Хотя как по мне, так лучше каторга.
— Так ты согласен? — задал я вопрос, ответ на который во многом определит мои шансы на успех. Если Персиваль откажется, мне придется идти одному. А что-то подсказывало, что этот вариант обречен изначально.
— Согласен? Ну… в общем-то да. Только делать будем по-моему. И руку тебе жать я не стану.
Последнему обстоятельству я был даже рад.
На этот раз через стену перебирались в старой части сада. Сложенная из кирпича, она успела одеться в зеленую шубу плюща, и обзавестись многими щербинами, на которые весьма удобно было опираться.
Персиваль, пока полз, тихо матерился, но очутившись внутри периметра, замолчал. Он и дышать стал тише, а двигался, держась в тени, почти сливаясь с нею. И куда только подевалась его прежняя неуклюжесть?
Добравшись до задней части дома, он придирчиво осмотрел окно, мотнул головой и двинулся к следующему. Впрочем, и этим остался недоволен. Равно как и третьим.
— Запечатаны, — шепотом пояснил он, пробуя раму на прочность.
Сегодня я и сам видел. Тусклые, в лунном свете Печати вспыхивали злым серебром и снова гасли, стоило луне уйти за тучи.
Мы шли вдоль стены, и отголоски беззвучного эха заставляли меня вздрагивать и стискивать кулаки в бессильной злобе. Этот дом, когда-то бывший убежищем и другом, вдруг переменился, и я, не понимая причин перемен, начинал его ненавидеть.
Вдруг Персиваль остановился, качнулся, почти выпав из спасительной тени, но тотчас вернулся в нее же. Правая его рука вцепилась в мое плечо, а палец левой указал на ближайший прямоугольник стекла.
Он был чист.
Я даже моргнул, решив, что ошибаюсь. Но нет.

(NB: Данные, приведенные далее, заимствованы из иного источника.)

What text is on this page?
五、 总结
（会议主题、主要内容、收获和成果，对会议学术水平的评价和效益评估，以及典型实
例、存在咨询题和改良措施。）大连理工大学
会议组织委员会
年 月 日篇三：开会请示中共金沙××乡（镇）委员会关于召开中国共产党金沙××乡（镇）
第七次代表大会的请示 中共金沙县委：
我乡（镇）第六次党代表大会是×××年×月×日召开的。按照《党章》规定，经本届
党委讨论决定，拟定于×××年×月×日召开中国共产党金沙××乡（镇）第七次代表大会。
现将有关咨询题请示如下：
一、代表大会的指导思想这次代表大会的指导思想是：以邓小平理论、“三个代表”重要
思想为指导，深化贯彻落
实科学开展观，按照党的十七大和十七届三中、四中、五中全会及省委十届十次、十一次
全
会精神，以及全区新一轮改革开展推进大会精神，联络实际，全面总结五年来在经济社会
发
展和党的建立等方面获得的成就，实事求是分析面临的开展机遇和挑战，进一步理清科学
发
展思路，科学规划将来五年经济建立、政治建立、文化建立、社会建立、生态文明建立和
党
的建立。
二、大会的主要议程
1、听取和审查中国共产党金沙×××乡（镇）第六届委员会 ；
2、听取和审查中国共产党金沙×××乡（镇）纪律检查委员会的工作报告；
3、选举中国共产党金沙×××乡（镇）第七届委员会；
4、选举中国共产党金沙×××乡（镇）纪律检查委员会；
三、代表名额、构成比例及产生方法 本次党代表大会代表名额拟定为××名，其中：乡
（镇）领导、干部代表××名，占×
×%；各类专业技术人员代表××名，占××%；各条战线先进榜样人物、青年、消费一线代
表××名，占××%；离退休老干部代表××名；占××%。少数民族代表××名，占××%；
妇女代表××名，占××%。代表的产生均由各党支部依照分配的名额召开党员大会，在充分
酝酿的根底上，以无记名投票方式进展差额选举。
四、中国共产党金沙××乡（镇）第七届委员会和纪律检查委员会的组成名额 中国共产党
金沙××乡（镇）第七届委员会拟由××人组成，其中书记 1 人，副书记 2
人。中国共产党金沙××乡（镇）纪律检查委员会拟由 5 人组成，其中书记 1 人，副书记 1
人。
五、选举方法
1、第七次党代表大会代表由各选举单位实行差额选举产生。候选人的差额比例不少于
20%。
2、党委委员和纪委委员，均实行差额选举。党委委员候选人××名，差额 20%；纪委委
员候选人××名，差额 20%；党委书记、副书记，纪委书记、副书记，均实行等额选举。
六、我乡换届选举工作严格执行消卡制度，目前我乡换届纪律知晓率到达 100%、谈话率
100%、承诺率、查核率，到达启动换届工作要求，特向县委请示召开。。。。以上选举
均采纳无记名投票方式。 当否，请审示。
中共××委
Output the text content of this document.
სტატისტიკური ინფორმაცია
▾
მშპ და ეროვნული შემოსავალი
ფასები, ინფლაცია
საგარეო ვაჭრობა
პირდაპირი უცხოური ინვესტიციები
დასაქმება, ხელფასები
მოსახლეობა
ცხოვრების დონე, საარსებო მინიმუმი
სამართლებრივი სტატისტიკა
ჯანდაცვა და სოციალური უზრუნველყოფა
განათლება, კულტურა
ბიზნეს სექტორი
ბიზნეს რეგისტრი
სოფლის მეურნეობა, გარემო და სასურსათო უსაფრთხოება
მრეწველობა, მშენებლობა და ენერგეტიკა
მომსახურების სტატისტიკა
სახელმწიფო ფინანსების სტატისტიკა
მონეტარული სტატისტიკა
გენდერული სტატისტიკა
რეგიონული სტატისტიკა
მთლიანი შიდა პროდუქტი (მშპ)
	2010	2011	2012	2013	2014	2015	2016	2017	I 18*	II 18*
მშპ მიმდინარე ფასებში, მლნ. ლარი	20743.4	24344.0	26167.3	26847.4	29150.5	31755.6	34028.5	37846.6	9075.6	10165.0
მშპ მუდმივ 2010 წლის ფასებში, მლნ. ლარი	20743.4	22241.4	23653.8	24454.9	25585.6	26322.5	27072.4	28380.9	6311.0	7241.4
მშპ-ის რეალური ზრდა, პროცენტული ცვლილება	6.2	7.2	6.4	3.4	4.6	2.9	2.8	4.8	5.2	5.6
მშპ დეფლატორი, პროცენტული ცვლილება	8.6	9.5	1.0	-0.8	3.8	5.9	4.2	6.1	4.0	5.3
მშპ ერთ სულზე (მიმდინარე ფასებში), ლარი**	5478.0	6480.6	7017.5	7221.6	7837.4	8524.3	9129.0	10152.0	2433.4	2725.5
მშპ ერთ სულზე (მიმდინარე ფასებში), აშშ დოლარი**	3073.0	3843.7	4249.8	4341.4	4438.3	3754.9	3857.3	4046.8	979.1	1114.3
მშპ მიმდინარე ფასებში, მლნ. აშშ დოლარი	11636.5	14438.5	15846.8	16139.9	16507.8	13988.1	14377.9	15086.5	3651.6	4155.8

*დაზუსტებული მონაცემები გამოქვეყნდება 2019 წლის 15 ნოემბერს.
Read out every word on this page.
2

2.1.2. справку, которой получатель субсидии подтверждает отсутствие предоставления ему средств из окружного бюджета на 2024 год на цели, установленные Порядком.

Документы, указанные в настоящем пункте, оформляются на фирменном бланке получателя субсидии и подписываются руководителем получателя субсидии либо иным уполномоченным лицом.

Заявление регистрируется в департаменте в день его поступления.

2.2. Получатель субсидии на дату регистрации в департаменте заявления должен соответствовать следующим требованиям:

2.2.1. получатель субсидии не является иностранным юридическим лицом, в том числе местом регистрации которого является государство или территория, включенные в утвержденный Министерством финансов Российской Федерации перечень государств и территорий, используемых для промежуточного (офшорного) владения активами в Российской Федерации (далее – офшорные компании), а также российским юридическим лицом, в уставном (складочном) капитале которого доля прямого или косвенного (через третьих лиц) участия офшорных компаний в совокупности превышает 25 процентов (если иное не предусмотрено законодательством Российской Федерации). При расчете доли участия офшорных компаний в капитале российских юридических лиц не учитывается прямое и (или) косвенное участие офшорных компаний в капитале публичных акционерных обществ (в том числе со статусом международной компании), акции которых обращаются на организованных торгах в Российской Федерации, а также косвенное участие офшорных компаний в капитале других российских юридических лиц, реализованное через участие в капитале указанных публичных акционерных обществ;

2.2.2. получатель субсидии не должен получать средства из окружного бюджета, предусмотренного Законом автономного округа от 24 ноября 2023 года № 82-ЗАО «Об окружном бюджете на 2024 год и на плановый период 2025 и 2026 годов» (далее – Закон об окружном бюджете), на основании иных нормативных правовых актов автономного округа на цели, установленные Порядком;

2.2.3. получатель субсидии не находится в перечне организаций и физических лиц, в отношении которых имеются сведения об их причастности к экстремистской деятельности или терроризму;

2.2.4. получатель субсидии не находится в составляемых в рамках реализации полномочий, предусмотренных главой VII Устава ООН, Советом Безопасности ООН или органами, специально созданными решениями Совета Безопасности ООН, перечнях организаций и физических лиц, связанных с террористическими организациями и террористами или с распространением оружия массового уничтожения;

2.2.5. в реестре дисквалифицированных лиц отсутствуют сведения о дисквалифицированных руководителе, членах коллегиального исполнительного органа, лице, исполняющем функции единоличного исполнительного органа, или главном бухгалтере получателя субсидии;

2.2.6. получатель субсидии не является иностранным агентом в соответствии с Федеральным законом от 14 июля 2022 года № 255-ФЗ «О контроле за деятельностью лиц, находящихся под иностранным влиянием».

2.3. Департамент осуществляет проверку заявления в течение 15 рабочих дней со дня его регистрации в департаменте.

Черная гладь стекла в багете рамы была свободна ото всяких печатей, и эта ее свободность внушала подозрение.
— Ловушка, — одними губами произнес Персиваль. Я кивнул.
Знать бы, что делать дальше. Отступить? Но я готов был поклясться всеми Ангелами, что это окно — единственный доступный мне путь в дом. Уйти? А как же Эмили?
— Уходим? — спросил Персиваль, как мне показалось, без особой надежды на согласие.
— Нет.
— Ты-таки идиот.
Он поправил зубами перчатки из буйволиной кожи, поднял воротник, прикрывая широкую полосу клепаного железа, больше похожую на ошейник, чем на настоящее "стальное горло", и сказал:
— Ну давай. Лезь. Я следом. Прыгнешь и на пол сразу. И в угол. Если кто будет — бей и так, чтоб отключить.
— А если…
— Все "если" — на потом.
В данный момент наставления моего нечаянного соучастника показались мне совсем не такими забавными, как прежде.
Я подходил к окну, как греки подходили к Трое. Сердце бешено стучало, требуя действия. Разум умолял об осторожности. Низменные инстинкты уговаривали убраться подальше от этого места.
Приоткрытые ставни — и почему я не удивлен? Чернота за ними. Сколько ни вглядывайся — все равно чернота. Дыхание Персиваля щекочет шею. Палец, упертый между лопатками, подталкивает. Мне кажется, что человек сейчас смеется над моей слабостью, но я готов простить этот смех.
Я действительно слаб.
Створки беззвучно распахнулись, и я, вцепившись в жесткое ребро подоконника, подпрыгнул, замер на долю мгновенья, пытаясь разглядеть хоть что-то, и нырнул в комнату. Ковер смягчил падение, острый угол шкафа вписался в плечо, разворачивая. Что-то звякнуло, полетело, мелко дребезжа. Затихло.
Персиваль перевалился огромной тенью, которая тотчас растворилось в родительской темноте. Я слышал его дыхание, обонял его запах — острый и резкий, почти заглушивший другой, куда более опасный аромат. Он щекотал ноздри, дразнясь и ускользая.
Он требовал внимания и…
Черным щитом на окно упала заслонка, и в тот же миг раздалось шипение.
— Твою мать, — сказал Персиваль в полный голос.
Миндаль. Тертый миндаль и немножечко серы. И третья компонента, от которой в горле стало сухо и горько.
— Уходим. Не дыши.
Если нам позволят уйти. Они не идиоты, в отличие от меня. Ведь предупреждал же Персиваль… и теперь на моей совести будет и его труп. Два трупа, считая собственный. И еще Эмили…
Воздух со вкусом миндаля. Мутит.
Дверь найти. Быстрее. Вот. Руки шарят по полотну. Дергают ручку. Заперто. Конечно, заперто. На что я рассчитывал?
Выбить. Выбраться. Немедленно.
Персиваль, отодвинув меня в сторону, пнул дверь. Бесполезно. В этом доме двери хорошие, я-то знаю.